COLUMBUS – The technology on board The Ohio State University’s first satellite could be vital for Earth science missions into the future, making it easier to sort through data that may help forecast the impact of natural events like storms.
CubeSat Radiometer Radio Frequency Interference Technology (CubeRRT) Validation mission is scheduled to launch from NASA’s Wallops Flight Facility in Wallops Island, Va., on May 20 at 5:04 a.m. Live launch coverage will begin at 4:30 a.m. on NASA Television and the agency’s website.
The technology on board the CubeRRT satellite (named after “Q*bert,” a popular video arcade game of the 1980s) is designed to break through noisy radio transmissions that can interfere with efforts to record data from orbiting satellites.
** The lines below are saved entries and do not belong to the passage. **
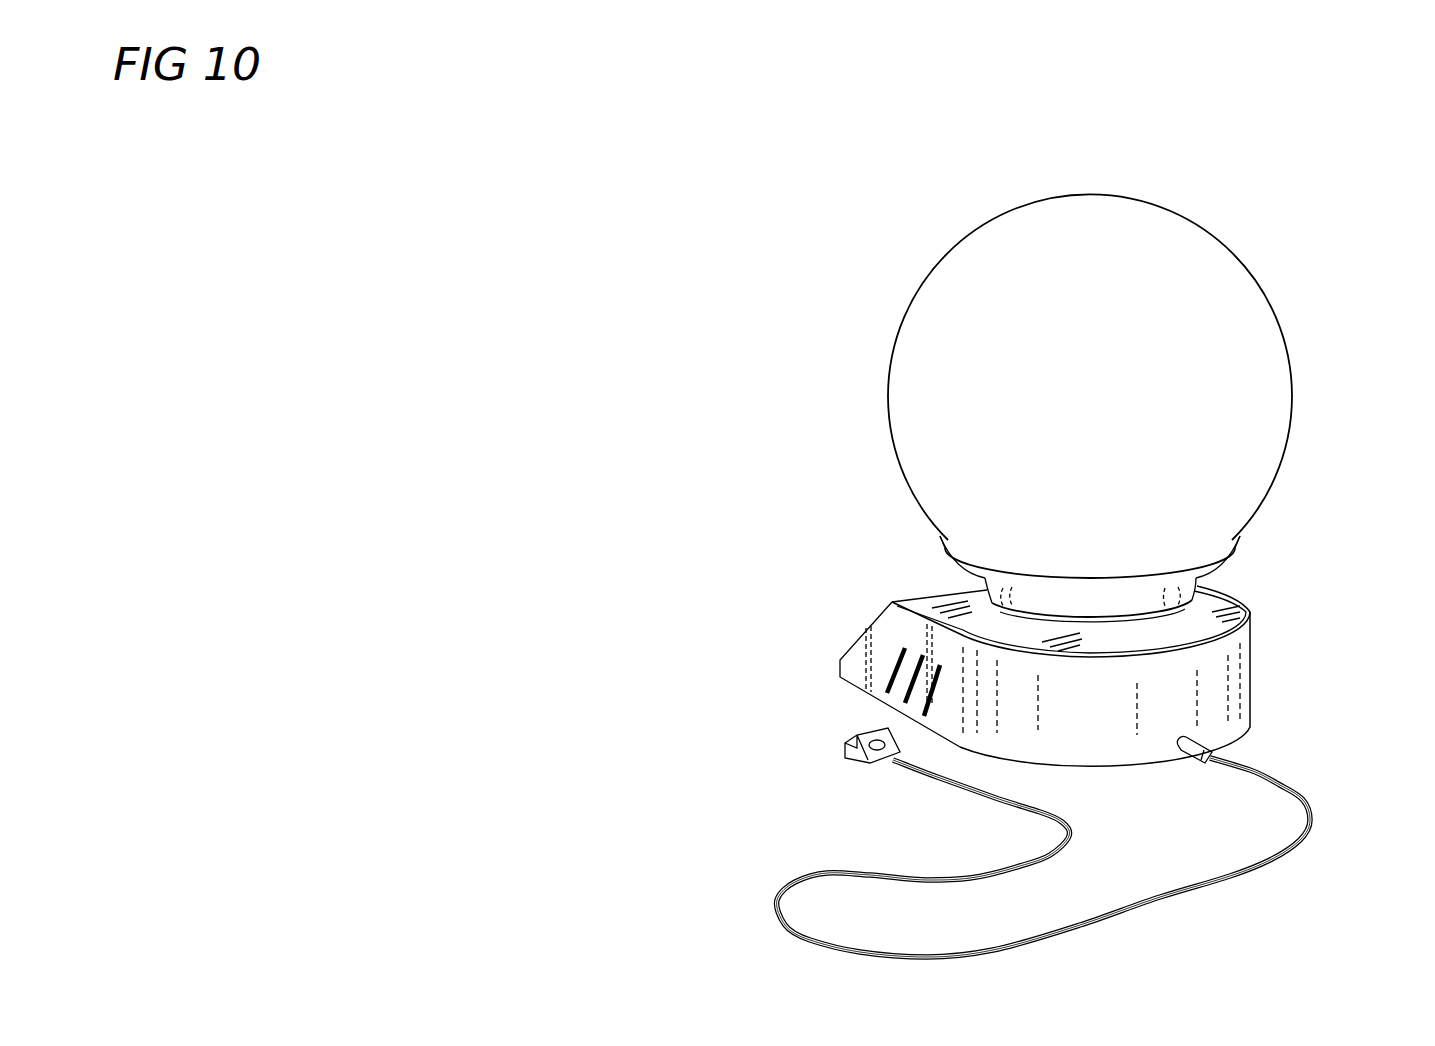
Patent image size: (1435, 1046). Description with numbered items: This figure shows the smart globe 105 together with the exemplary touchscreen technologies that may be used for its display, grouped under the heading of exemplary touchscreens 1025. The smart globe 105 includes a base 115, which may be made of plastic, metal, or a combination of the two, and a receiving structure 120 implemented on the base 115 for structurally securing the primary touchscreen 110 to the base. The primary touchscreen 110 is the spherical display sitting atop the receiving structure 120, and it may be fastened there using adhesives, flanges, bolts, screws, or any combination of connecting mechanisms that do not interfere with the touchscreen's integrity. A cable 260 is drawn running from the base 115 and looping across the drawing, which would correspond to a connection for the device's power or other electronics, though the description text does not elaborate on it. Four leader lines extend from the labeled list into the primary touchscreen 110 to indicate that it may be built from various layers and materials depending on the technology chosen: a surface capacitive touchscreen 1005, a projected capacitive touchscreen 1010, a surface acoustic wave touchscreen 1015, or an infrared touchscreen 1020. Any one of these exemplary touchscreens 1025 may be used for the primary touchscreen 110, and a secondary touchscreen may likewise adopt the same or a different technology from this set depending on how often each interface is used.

The smart globe 105 is at (1317, 224).
The primary touchscreen 110 is at (1292, 433).
The base 115 is at (891, 602).
The receiving structure 120 is at (957, 563).
The power cable 260 is at (1307, 817).
The surface capacitive touchscreen 1005 is at (1008, 250).
The projected capacitive touchscreen 1010 is at (1008, 297).
The surface acoustic wave touchscreen 1015 is at (1008, 342).
The infrared touchscreen 1020 is at (1012, 391).
The exemplary touchscreens 1025 is at (698, 67).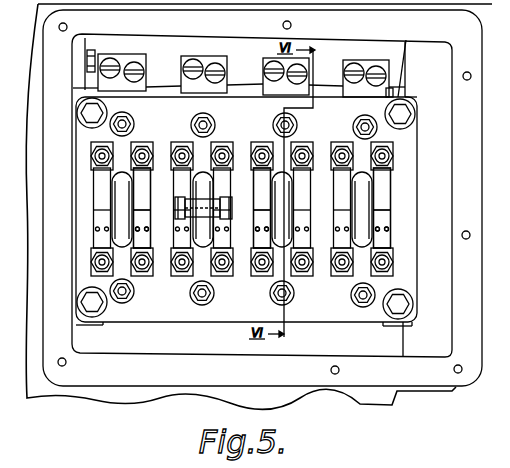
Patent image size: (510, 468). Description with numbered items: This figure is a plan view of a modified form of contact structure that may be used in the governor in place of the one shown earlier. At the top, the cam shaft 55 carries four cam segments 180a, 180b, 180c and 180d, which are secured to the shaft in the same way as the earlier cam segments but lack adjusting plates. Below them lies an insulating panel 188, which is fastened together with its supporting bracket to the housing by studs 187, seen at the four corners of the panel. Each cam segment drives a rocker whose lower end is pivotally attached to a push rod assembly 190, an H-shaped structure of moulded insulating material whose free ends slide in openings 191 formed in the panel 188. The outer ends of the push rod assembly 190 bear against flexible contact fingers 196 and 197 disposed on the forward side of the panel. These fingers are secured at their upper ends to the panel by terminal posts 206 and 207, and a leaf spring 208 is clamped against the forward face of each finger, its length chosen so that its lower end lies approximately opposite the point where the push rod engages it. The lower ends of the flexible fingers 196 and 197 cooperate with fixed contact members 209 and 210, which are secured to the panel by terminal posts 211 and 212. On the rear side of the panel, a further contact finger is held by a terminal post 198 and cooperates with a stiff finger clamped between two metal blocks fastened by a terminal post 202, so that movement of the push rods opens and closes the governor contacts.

The cam shaft 55 is at (238, 84).
The cam segment 180a is at (125, 58).
The cam segment 180b is at (206, 58).
The cam segment 180c is at (313, 60).
The cam segment 180d is at (379, 62).
The stud 187 is at (85, 110).
The insulating panel 188 is at (332, 318).
The push rod assembly 190 is at (221, 211).
The opening 191 is at (209, 218).
The flexible contact finger 196 is at (100, 221).
The flexible contact finger 197 is at (138, 218).
The terminal post 198 is at (195, 117).
The terminal post 202 is at (129, 302).
The terminal post 206 is at (91, 158).
The terminal post 207 is at (145, 150).
The leaf spring 208 is at (138, 187).
The fixed contact member 209 is at (146, 250).
The fixed contact member 210 is at (389, 251).
The terminal post 211 is at (91, 263).
The terminal post 212 is at (138, 279).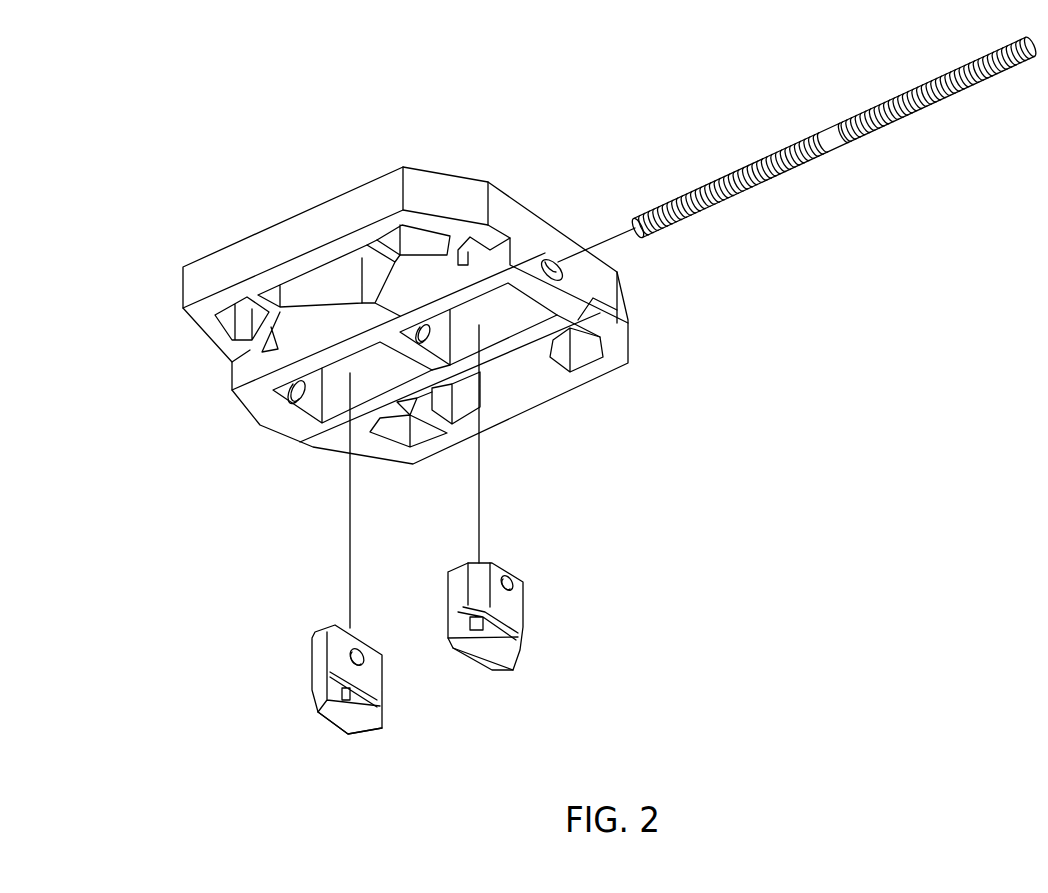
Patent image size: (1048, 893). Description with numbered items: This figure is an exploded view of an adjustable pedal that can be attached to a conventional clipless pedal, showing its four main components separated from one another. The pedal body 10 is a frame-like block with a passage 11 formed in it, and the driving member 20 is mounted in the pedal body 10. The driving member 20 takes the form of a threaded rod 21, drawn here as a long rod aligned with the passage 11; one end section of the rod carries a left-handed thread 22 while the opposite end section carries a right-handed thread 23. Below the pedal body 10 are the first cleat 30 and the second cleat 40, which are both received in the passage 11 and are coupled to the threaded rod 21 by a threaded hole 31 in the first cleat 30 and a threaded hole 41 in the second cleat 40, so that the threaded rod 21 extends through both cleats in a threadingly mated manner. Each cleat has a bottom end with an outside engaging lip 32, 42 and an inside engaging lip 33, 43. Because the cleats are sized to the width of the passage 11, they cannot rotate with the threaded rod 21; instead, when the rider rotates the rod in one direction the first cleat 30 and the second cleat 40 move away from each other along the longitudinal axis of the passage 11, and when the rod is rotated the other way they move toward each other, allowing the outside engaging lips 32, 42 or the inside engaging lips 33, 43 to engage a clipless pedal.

The pedal body 10 is at (327, 221).
The passage 11 is at (335, 373).
The driving member 20 is at (834, 146).
The threaded rod 21 is at (831, 138).
The left-handed thread 22 is at (1028, 48).
The right-handed thread 23 is at (831, 138).
The first cleat 30 is at (329, 678).
The threaded hole 31 is at (360, 652).
The outside engaging lip 32 is at (322, 712).
The inside engaging lip 33 is at (380, 712).
The second cleat 40 is at (530, 631).
The threaded hole 41 is at (510, 580).
The outside engaging lip 42 is at (515, 648).
The inside engaging lip 43 is at (480, 670).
The data comes from reading radiometers: natural microwave frequencies which provide data that helps scientists determine soil moisture, sea temperature, sea ice coverage, weather and other conditions, says project leader Joel Johnson, professor and chair of electrical and computer engineering at OSU.
Days before Hurricane Matthew struck in 2016, Ohio State researchers using satellite maps of soil moisture to predict with 91 percent accuracy where power would go out along the East Coast. They forecast that 4.5 million people would be without power in Georgia, North Carolina, South Carolina and Virginia.
The predictions relied on data from NASA’s Soil Moisture Active Passive (SMAP) satellite data and its radiometer processing technology. The forecast model was constructed by cross-referencing SMAP data with population density, land use, average wind speed and the duration and intensity of storms to make their forecast model, said Steven Quiring, professor of atmospheric sciences in the Department of Geography at Ohio State,
However, manmade transmissions muddy the waters and CubeRRT is meant to cut through the clutter.
“Many of our team members worked together on the RFI processor used in the SMAP mission. The CubeRRT RFI processor greatly expands capabilities and enables operations in higher frequency bands than were used in SMAP,” Johnson said.
The goal of this mission is to demonstrate the processor so future satellites can use it, Johnson said.
“The success of CubeRRT in space will demonstrate a new processing technology that will be very valuable,” he said.
CubeRRT will be sent to the International Space Station which will deploy it this summer. The satellite will remain in orbit 400 kilometers above Earth for about a year to demonstrate the validity of the technology and will eventually burn up as the orbit diminishes during re-entry, said research scientist Chris Ball.